Published in final edited form as: Cell Genom. 2022 Aug 4;2(9):100166. doi: 10.1016/j.xgen.2022.100166

Figure 5. Design and application of FigR’s gene regulatory network (GRN) workflow to identify TF modulators of immune response DORCs.

Figure 5.

(A) Schematic describing the FigR GRN workflow.

(B) Scatterplot showing all DORC-to-TF associations, colored by the signed regulation score.

(C) Candidate TF regulators of MX1. Highlighted points are TFs with abs(regulation score) ≥ 1 (−log10 scale), with all other TFs shown in gray.

(D) Regulation scores (signed, −log10 scale) for the highlighted TFs in (C).

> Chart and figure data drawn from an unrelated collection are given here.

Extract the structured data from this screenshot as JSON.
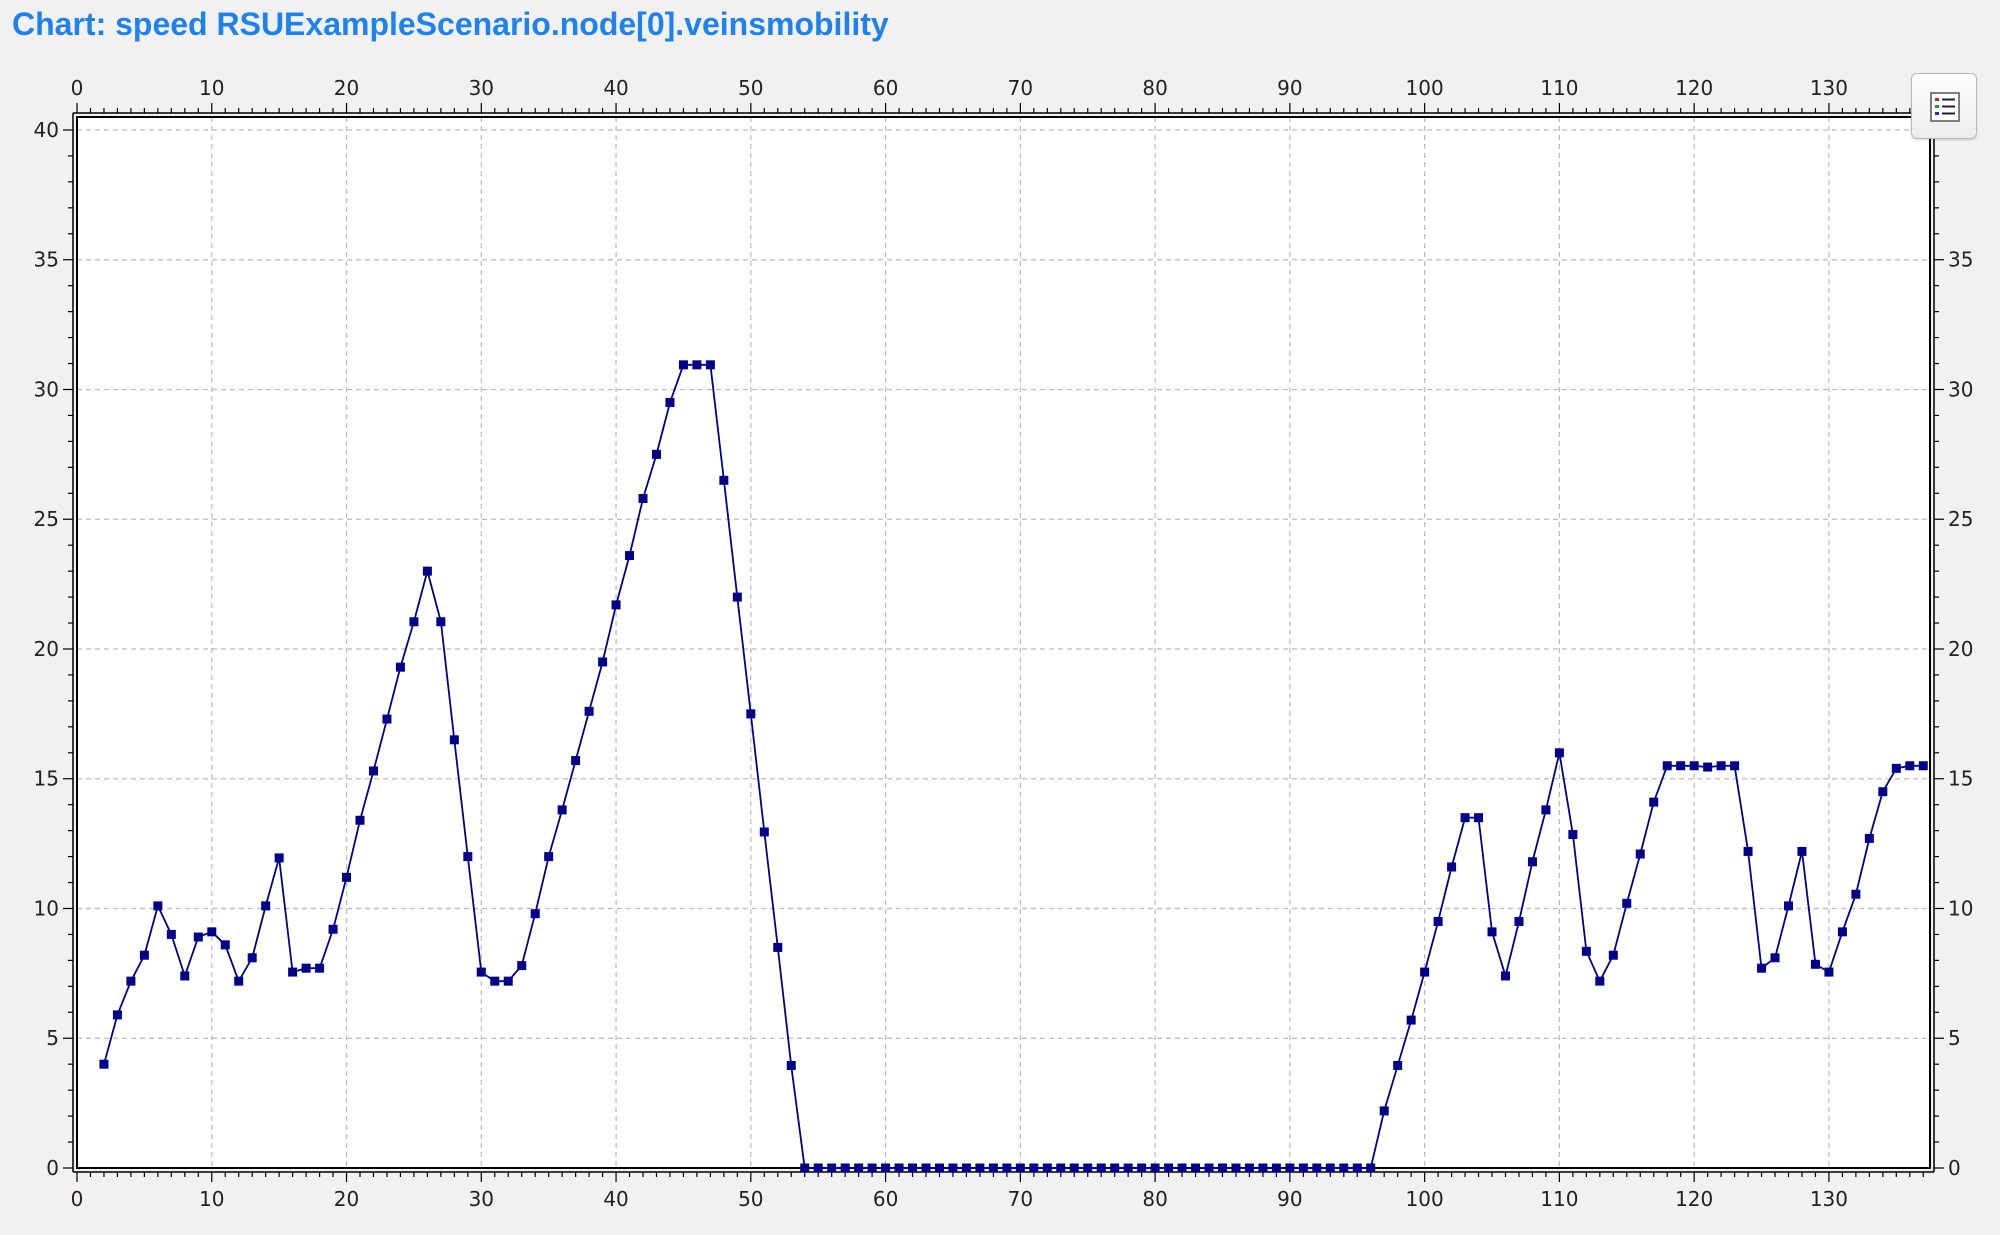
{
  "title": "Chart: speed RSUExampleScenario.node[0].veinsmobility",
  "legend_button": {
    "icon": "legend-list-icon"
  },
  "colors": {
    "series": "#00008b",
    "grid": "#bbbbbb",
    "title": "#1e82ee",
    "plot_background": "#ffffff",
    "page_background": "#f2f1f0"
  },
  "chart_data": {
    "type": "line",
    "title": "Chart: speed RSUExampleScenario.node[0].veinsmobility",
    "xlabel": "",
    "ylabel": "",
    "xlim": [
      0,
      137.5
    ],
    "ylim": [
      0,
      40.5
    ],
    "x_ticks": [
      0,
      10,
      20,
      30,
      40,
      50,
      60,
      70,
      80,
      90,
      100,
      110,
      120,
      130
    ],
    "y_ticks": [
      0,
      5,
      10,
      15,
      20,
      25,
      30,
      35,
      40
    ],
    "grid": true,
    "axes": [
      "top",
      "bottom",
      "left",
      "right"
    ],
    "markers": "square",
    "series": [
      {
        "x": [
          2,
          3,
          4,
          5,
          6,
          7,
          8,
          9,
          10,
          11,
          12,
          13,
          14,
          15,
          16,
          17,
          18,
          19,
          20,
          21,
          22,
          23,
          24,
          25,
          26,
          27,
          28,
          29,
          30,
          31,
          32,
          33,
          34,
          35,
          36,
          37,
          38,
          39,
          40,
          41,
          42,
          43,
          44,
          45,
          46,
          47,
          48,
          49,
          50,
          51,
          52,
          53,
          54,
          55,
          56,
          57,
          58,
          59,
          60,
          61,
          62,
          63,
          64,
          65,
          66,
          67,
          68,
          69,
          70,
          71,
          72,
          73,
          74,
          75,
          76,
          77,
          78,
          79,
          80,
          81,
          82,
          83,
          84,
          85,
          86,
          87,
          88,
          89,
          90,
          91,
          92,
          93,
          94,
          95,
          96,
          97,
          98,
          99,
          100,
          101,
          102,
          103,
          104,
          105,
          106,
          107,
          108,
          109,
          110,
          111,
          112,
          113,
          114,
          115,
          116,
          117,
          118,
          119,
          120,
          121,
          122,
          123,
          124,
          125,
          126,
          127,
          128,
          129,
          130,
          131,
          132,
          133,
          134,
          135,
          136,
          137
        ],
        "y": [
          4.0,
          5.9,
          7.2,
          8.2,
          10.1,
          9.0,
          7.4,
          8.9,
          9.1,
          8.6,
          7.2,
          8.1,
          10.1,
          11.95,
          7.55,
          7.7,
          7.7,
          9.2,
          11.2,
          13.4,
          15.3,
          17.3,
          19.3,
          21.05,
          23.0,
          21.05,
          16.5,
          12.0,
          7.55,
          7.2,
          7.2,
          7.8,
          9.8,
          12.0,
          13.8,
          15.7,
          17.6,
          19.5,
          21.7,
          23.6,
          25.8,
          27.5,
          29.5,
          30.95,
          30.95,
          30.95,
          26.5,
          22.0,
          17.5,
          12.95,
          8.5,
          3.95,
          0,
          0,
          0,
          0,
          0,
          0,
          0,
          0,
          0,
          0,
          0,
          0,
          0,
          0,
          0,
          0,
          0,
          0,
          0,
          0,
          0,
          0,
          0,
          0,
          0,
          0,
          0,
          0,
          0,
          0,
          0,
          0,
          0,
          0,
          0,
          0,
          0,
          0,
          0,
          0,
          0,
          0,
          0,
          2.2,
          3.95,
          5.7,
          7.55,
          9.5,
          11.6,
          13.5,
          13.5,
          9.1,
          7.4,
          9.5,
          11.8,
          13.8,
          16.0,
          12.85,
          8.35,
          7.2,
          8.2,
          10.2,
          12.1,
          14.1,
          15.5,
          15.5,
          15.5,
          15.45,
          15.5,
          15.5,
          12.2,
          7.7,
          8.1,
          10.1,
          12.2,
          7.85,
          7.55,
          9.1,
          10.55,
          12.7,
          14.5,
          15.4,
          15.5,
          15.5
        ]
      }
    ]
  }
}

(E) Mean regulation score (signed, −log10 scale) across all DORCs (n = 1,128) per TF (n = 870), highlighting select TF activators (right skewed) versus TF repressors (left skewed).

(F) Heatmap of DORC regulation scores (left) for all significant TF-DORC enrichments for DORCs implicating GWAS variants (abs(regulation score) ≥ 1.5; n = 89 TFs, n = 73 DORCs). The corresponding minimum GWAS P (right; −log10 scale) for each DORC across all diseases considered is also shown.

(G) TF-DORC network visualization for SLE GWAS SNP-implicated DORCs (orange nodes) and their associated TFs (gray nodes) from (F). Edges are scaled and colored by the signed regulation score.